Филимон услышал предательские слова. Злоба закипела в нем, он вскинул пищаль, выстрелил в казака, но промахнулся. Казачий старшина приготовился метнуть аркан, чтоб накинуть на Филимона петлю, но вдруг взмахнул руками и мешком вылетел из седла. Филимон оглянулся и встретился взглядом с Чалыком. Это его меткая стрела пронзила грудь старшины. Казаки опешили, кони сбились в кучу, толкали друг друга.
Филимон забежал на пригорок, увидел ватажников:
– К дощаникам! Вплавь! Спасайся!
– К воеводе, с поклоном! – раздался сзади насмешливый голос.
Филимон и не оглянулся.
Вдали, поднимая облака пыли, неслись всадники. Впереди летел сам воевода. Прискакав к месту боя, он выхватил саблю:
– Грабежников на дыбу! Хватайте!
Филимон, зажимая, окровавленную руку, спасался меж кустов. Как вихрь налетели казаки, взвилась над головой петля аркана и как ножом резанула по шее, а у самого уха злобные голоса:
– Вяжи его! Волоки в острог!
Артамошка и Чалык с небольшой кучкой ватажников бежали лесом. Они пытались укрыться в болотах и зарослях. Казаки бросили лошадей и пешком преследовали убегавших. Артамошка услышал:
– Хватайте поганое отродье Лузиных! Живьем берите!
С криком и улюлюканьем бросились казаки на горсточку ватажников.
Почти все ватажники были схвачены. Многие пали под острой казацкой саблей. Чалык и Артамошка напрягали последние силы, чтоб перебежать узкую полянку, скрыться в густой чаще. Казаки бесновались, воевода подгонял и бил плетью нерадивых. Артамошка и Чалык добежали до крутого яра и, не думая, бросились вниз. Желтое облако пыли на мгновение скрыло беглецов. Поднявшись на ноги, они бросились в чащу леса. Острые кустарники рвали в кровь лицо, руки. В глазах темнело, уходили силы. Казаки окружили беглецов кольцом.

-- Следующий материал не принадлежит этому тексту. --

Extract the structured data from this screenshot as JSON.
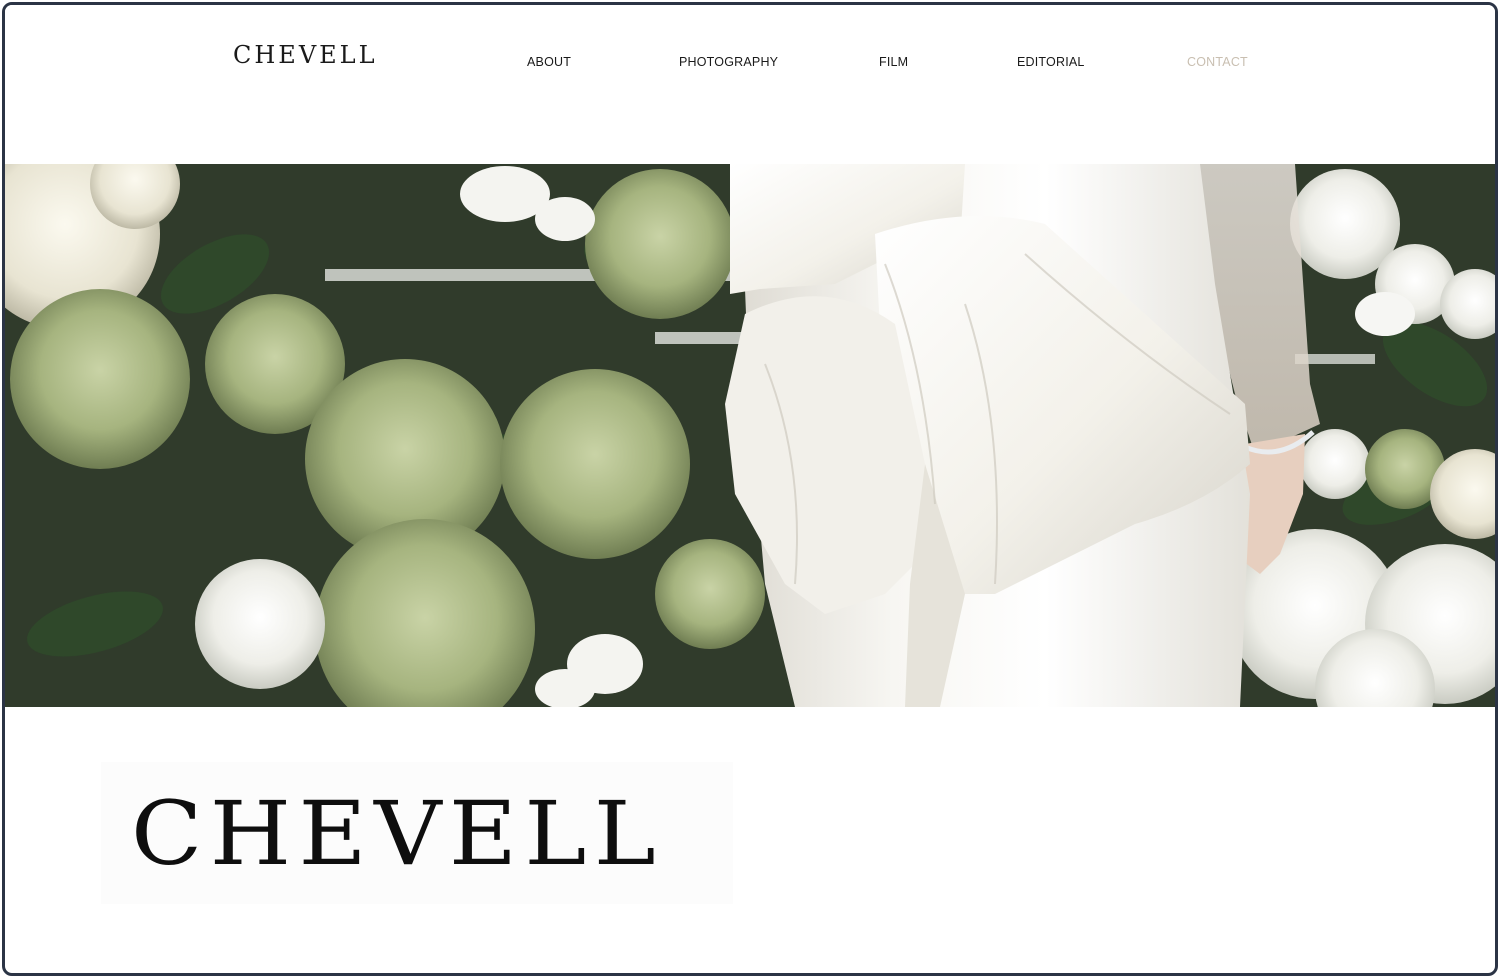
{
  "header": {
    "brand": "CHEVELL",
    "nav": [
      {
        "label": "ABOUT"
      },
      {
        "label": "PHOTOGRAPHY"
      },
      {
        "label": "FILM"
      },
      {
        "label": "EDITORIAL"
      },
      {
        "label": "CONTACT",
        "active": true
      }
    ],
    "active_color": "#c9bfb1"
  },
  "hero": {
    "image": "bride-white-bow-dress-among-hydrangeas",
    "colors": {
      "foliage": "#3d4a35",
      "hydrangea_green": "#a8b882",
      "dress_white": "#f1efe9"
    }
  },
  "footer_logo": {
    "text": "CHEVELL"
  },
  "colors": {
    "frame_border": "#2b3445",
    "text": "#1a1a1a"
  }
}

– Смерть! – задыхался Артамошка, истекая кровью.
Крики и топот заглохли: казаки либо потеряли след, либо подкрадывались. Чалык мчался, как горный козел; легко перепрыгивал через валежины, камни, выбоины, терялся за кустами и деревьями. Артамошка отстал. Бледный, измученный, прислонился он к стволу сосны, тяжело дыша. Голова у него отяжелела, ослабли ноги. Чалык вернулся к нему: «Как помочь раненому другу; Как спасти его?» Чалык сорвал с Артамошки шапку и надел на свою голову, а свою шапку бросил в кусты. Артамошка не успел и слова вымолвить, как Чалык схватил его и столкнул в яму, выбитую дождями. Валялась сухая ель, он накрыл ею друга. Отбежал, вскочил на камень, сложил ладони трубкой и загудел в подветренную сторону:
– То-то-о-о!
Далекое эхо взлетело над лесом. Так Панака учил обманывать врагов, отводить голосом в другую сторону.
Но Чалык ошибся: казаки были близко. Слышно, как хрустят под их ногами ветки, шумят кусты. Чалык нахлобучил Артамошкину шапку на глаза, сбросил с плеч меховую парку и, оставшись в одной рубахе, кинулся навстречу врагам.

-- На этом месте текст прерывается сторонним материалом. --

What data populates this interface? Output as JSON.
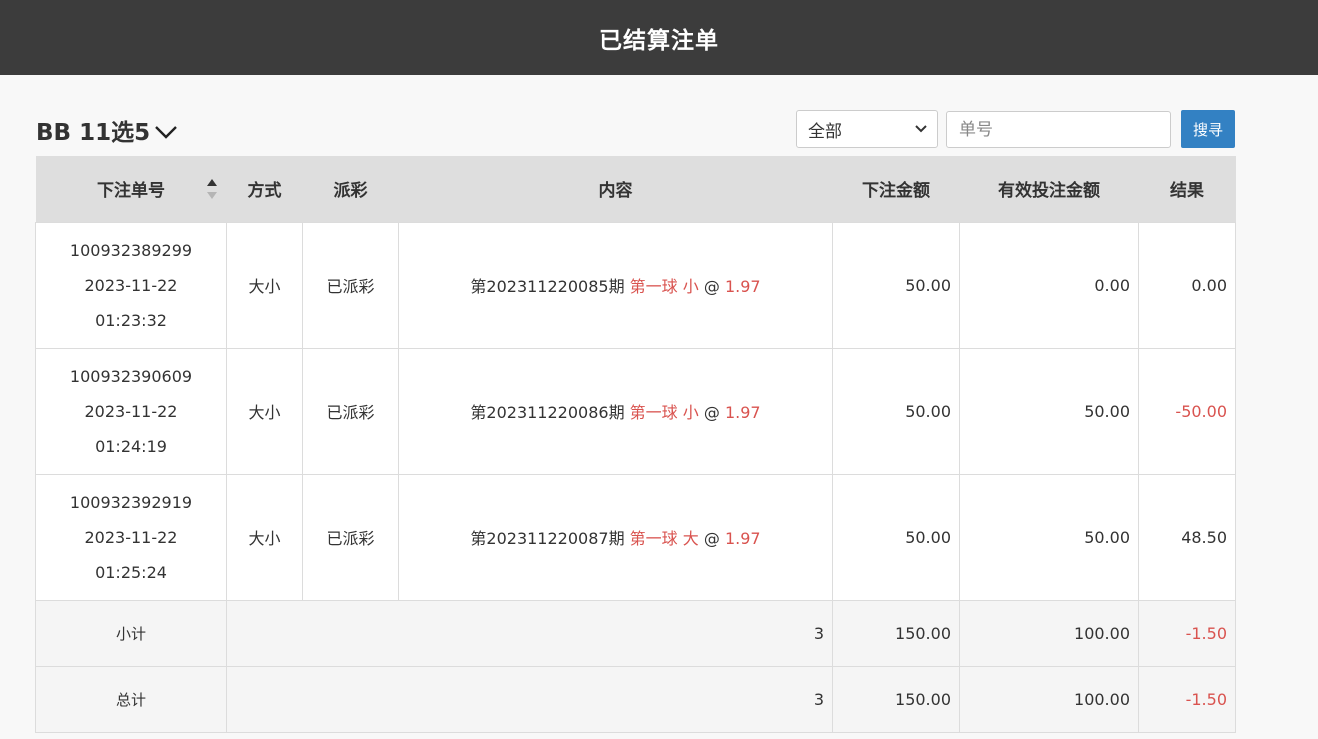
{
  "header": {
    "title": "已结算注单"
  },
  "game": {
    "title": "BB 11选5"
  },
  "filter": {
    "selected": "全部"
  },
  "search": {
    "placeholder": "单号",
    "button_label": "搜寻"
  },
  "table": {
    "columns": [
      "下注单号",
      "方式",
      "派彩",
      "内容",
      "下注金额",
      "有效投注金额",
      "结果"
    ],
    "rows": [
      {
        "order_no": "100932389299",
        "date": "2023-11-22",
        "time": "01:23:32",
        "method": "大小",
        "payout": "已派彩",
        "content_period": "第202311220085期",
        "content_bet": "第一球 小",
        "content_at": "@",
        "content_odds": "1.97",
        "amount": "50.00",
        "valid_amount": "0.00",
        "result": "0.00",
        "result_negative": false
      },
      {
        "order_no": "100932390609",
        "date": "2023-11-22",
        "time": "01:24:19",
        "method": "大小",
        "payout": "已派彩",
        "content_period": "第202311220086期",
        "content_bet": "第一球 小",
        "content_at": "@",
        "content_odds": "1.97",
        "amount": "50.00",
        "valid_amount": "50.00",
        "result": "-50.00",
        "result_negative": true
      },
      {
        "order_no": "100932392919",
        "date": "2023-11-22",
        "time": "01:25:24",
        "method": "大小",
        "payout": "已派彩",
        "content_period": "第202311220087期",
        "content_bet": "第一球 大",
        "content_at": "@",
        "content_odds": "1.97",
        "amount": "50.00",
        "valid_amount": "50.00",
        "result": "48.50",
        "result_negative": false
      }
    ],
    "subtotal": {
      "label": "小计",
      "count": "3",
      "amount": "150.00",
      "valid_amount": "100.00",
      "result": "-1.50"
    },
    "total": {
      "label": "总计",
      "count": "3",
      "amount": "150.00",
      "valid_amount": "100.00",
      "result": "-1.50"
    }
  },
  "colors": {
    "header_bg": "#3c3c3c",
    "accent": "#3381c3",
    "negative": "#d9534f",
    "table_head_bg": "#dedede"
  },
  "icons": {
    "game_dropdown": "chevron-down-icon",
    "sort": "sort-arrows-icon",
    "select": "select-chevron-icon"
  }
}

Казак, выбежавший на бугор, увидел Чалыка:
– Лузинов сын! Лови сына Лузинова! – и тут же кинул аркан.
Но Чалык увернулся, и его меткая стрела ударила в плечо казаку. Тот вскинул руки и упал, обливаясь кровью. Чалык бросился к горе. Казаки – за ним. Над лесом гремело:
– Лови вора!
– Аркань!
– Не уйдешь, Лузинов выкормок!
Чалык ловко карабкался вверх по крутому склону горы. Казаки заметно отставали.
Артамошка с трудом поднял голову. Перед глазами кружились белые искры, грудь давила нестерпимая боль. Приподнялся он из ямы и увидел, как по склону горы быстро карабкался вверх человек, а за ним с криками устремилась толпа казаков. Артамошка без труда узнал в смельчаке Чалыка. Бледные губы Артамошки шептали:
– Сбежит… смел!
Раздался резкий окрик. Артамошка рванулся, заохал от боли и упал в яму. Только сейчас он заметил лужу крови, в которой сидел. Сабельная рана на левой ноге обильно кровоточила. Артамошка зажал ее рукой.
Казаки разбились на мелкие отряды и стали окружать гору со всех сторон. Чалык заметил это. Спасенья не было. Он залез на самую вершину скалы и остановился. Перед глазами сияла черная пропасть.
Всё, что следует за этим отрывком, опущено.